Luxury fashion brand Burberry has warned it could face tens of millions of pounds in extra tariff costs if the UK crashes out of the EU without a deal.
Finance chief Julie Brown admitted a no-deal Brexit would be very costly and “complex” to manage for the FTSE 100 group.
She said it would lead to extra tariffs and disrupt its supply chain, impacting the movement of materials, samples and clothing between the UK and Europe.
But she stressed the group would look to take actions to offset any hit.
“If we had a no-deal scenario we would be subject to WTO rules and absent any mitigating actions our duty costs would increase materially, in the low tens of millions of pounds,” said Ms Brown.
Burberry makes its distinctive trenchcoats in Yorkshire, while it imports other items from Europe.
The comments came as Burberry reported back on its Christmas trading, posting a 1% rise in like-for-like global sales over the 13 weeks to December 29.
Shares lifted nearly 2% as it brushed aside fears of a slowdown in China, with sales in the country enjoying a “mid-single” digit increase over the firm’s third quarter.
It comes amid slowing growth in China and fears of a sharp correction as the threat of a trade war between China and the US weighs on consumer sentiment.
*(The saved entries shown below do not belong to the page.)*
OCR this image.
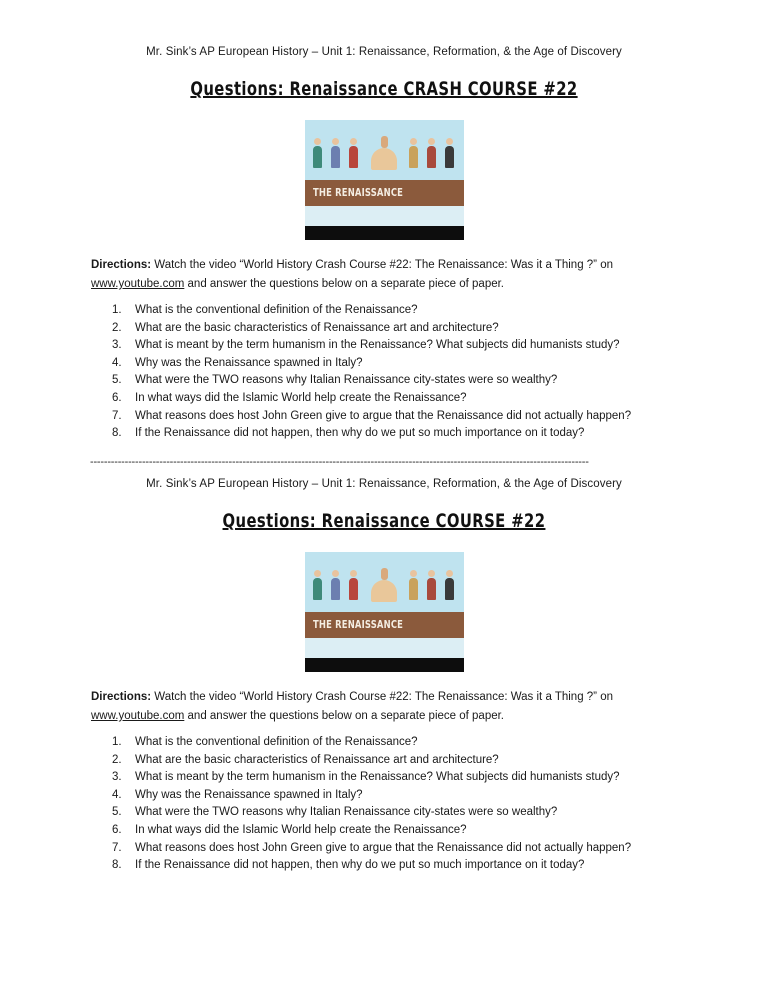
Mr. Sink’s AP European History – Unit 1: Renaissance, Reformation, & the Age of Discovery
Questions: Renaissance CRASH COURSE #22
THE RENAISSANCE
Directions: Watch the video “World History Crash Course #22: The Renaissance: Was it a Thing ?” on
www.youtube.com and answer the questions below on a separate piece of paper.
1. What is the conventional definition of the Renaissance?
2. What are the basic characteristics of Renaissance art and architecture?
3. What is meant by the term humanism in the Renaissance? What subjects did humanists study?
4. Why was the Renaissance spawned in Italy?
5. What were the TWO reasons why Italian Renaissance city-states were so wealthy?
6. In what ways did the Islamic World help create the Renaissance?
7. What reasons does host John Green give to argue that the Renaissance did not actually happen?
8. If the Renaissance did not happen, then why do we put so much importance on it today?
------------------------------------------------------------------------------------------------------------------------------------------------
Mr. Sink’s AP European History – Unit 1: Renaissance, Reformation, & the Age of Discovery
Questions: Renaissance COURSE #22
THE RENAISSANCE
Directions: Watch the video “World History Crash Course #22: The Renaissance: Was it a Thing ?” on
www.youtube.com and answer the questions below on a separate piece of paper.
1. What is the conventional definition of the Renaissance?
2. What are the basic characteristics of Renaissance art and architecture?
3. What is meant by the term humanism in the Renaissance? What subjects did humanists study?
4. Why was the Renaissance spawned in Italy?
5. What were the TWO reasons why Italian Renaissance city-states were so wealthy?
6. In what ways did the Islamic World help create the Renaissance?
7. What reasons does host John Green give to argue that the Renaissance did not actually happen?
8. If the Renaissance did not happen, then why do we put so much importance on it today?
In its latest update, Burberry said it saw a consistent performance across all its regions, with the division including Europe also seeing a “small” improvement in tourist spending quarter on quarter.
But US sales were hit by falling numbers of shoppers hitting the stores in its third quarter.
Marco Gobbetti, chief executive of Burberry, said: “I am pleased with our progress in the quarter as we continued to build brand heat around our new creative vision and shift consumer perception of Burberry.”
He added that “excitement is building” ahead of next month’s runway collection due from new creative director Riccardo Tisci, after a number of his limited editions were well received.
In the Christmas quarter, Burberry said total retail revenues fell 1% on a reported basis and dropped 2% with currency movements stripped out.
It is in the first phase of an overhaul, that is seeing it close some shops and pull out of department stores as it targets high-end shoppers.
The group is also revamping stores, with another 10 due to be completed by the end of its financial year.
Steve Clayton, manager of the Hargreaves Lansdown Select UK Growth Shares fund, said the third quarter figures were “not the main event, which comes later this year when Burberry launch the first full range produced by new creative chief Riccardo Tisci”.
He said 2019 will be a “year of transition” for Burberry.
“Right now, it’s all to play for at Burberry, but it will be full-year 2020 before investors can really judge whether CEO Marco Gobbetti and creative chief Riccardo Tisci’s bold strategy for the group is winning,” said Mr Clayton.